Republicans accuse Democrats of unnecessarily bringing the government to a halt, and blame them for the knock-on effects caused by the federal work stoppage.

A shutdown meant that “non-essential” federal workers would be placed on unpaid leave. It is currently affecting about 40% of the federal workforce – about 750,000 people.

Furloughed employees are legally supposed to receive back-pay after a shutdown ends and they return to work, but the Trump administration has insinuated this might not happen.

Significantly culling the federal workforce has been a long-term priority for Vought.

The president and his budget chief have greeted the shutdown as a unique opportunity to make further firings on top of the thousands of cuts they have made since Trump returned to office in January through a combination of firings, buyouts, administrative leave and resignations.

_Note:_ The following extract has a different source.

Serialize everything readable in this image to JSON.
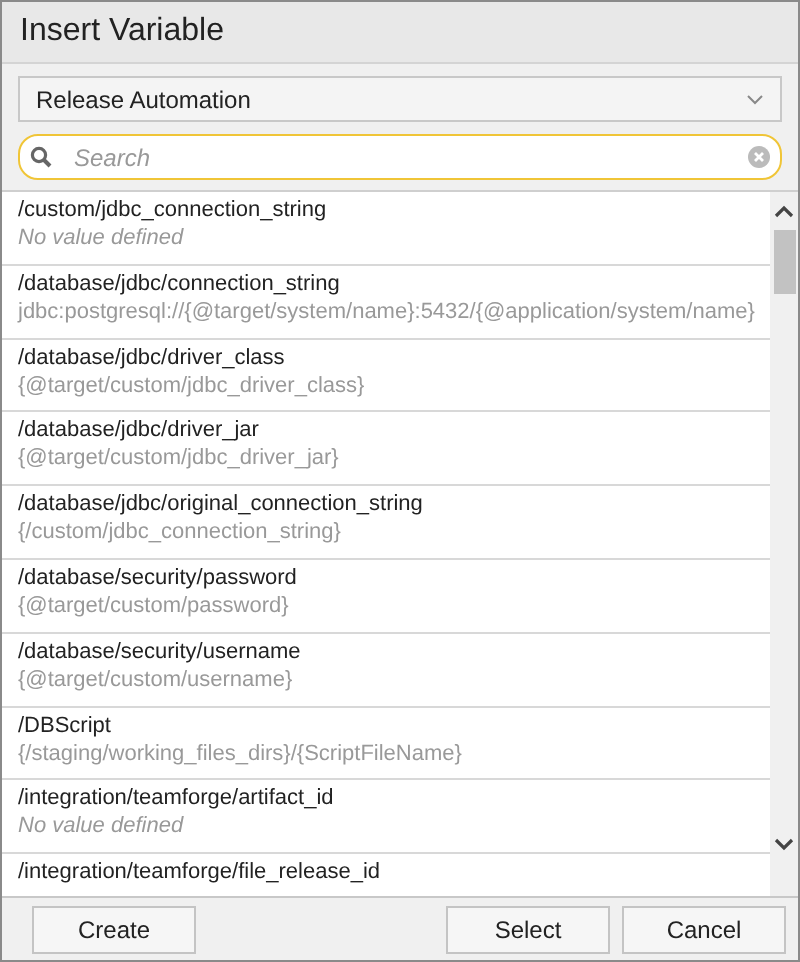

The Partnership for Public Service, a bipartisan group studying the government, estimated the federal workforce had been reduced by about 200,000 employees as of 23 September.

Career services firm Challenger, Gray & Christmas, reported last month that the government sector had announced 299,755 planned job cuts this year, of which 289,363 were federal workers impacted by the Department of Government Efficiency (Doge), the White House cost-cutting effort initially led by billionaire Elon Musk.

Before the shutdown, Vought’s office instructed federal agencies to prepare reduction-in-force plans aimed at cutting employees or programmes whose funding might lapse or were “not consistent with the President’s priorities”, Politico reported.

One day after the shutdown began, Trump posted on Truth Social that he had met with Vought “to determine which of the many Democrat Agencies, most of which are a political SCAM, he recommends to be cut, and whether or not those cuts will be temporary or permanent.”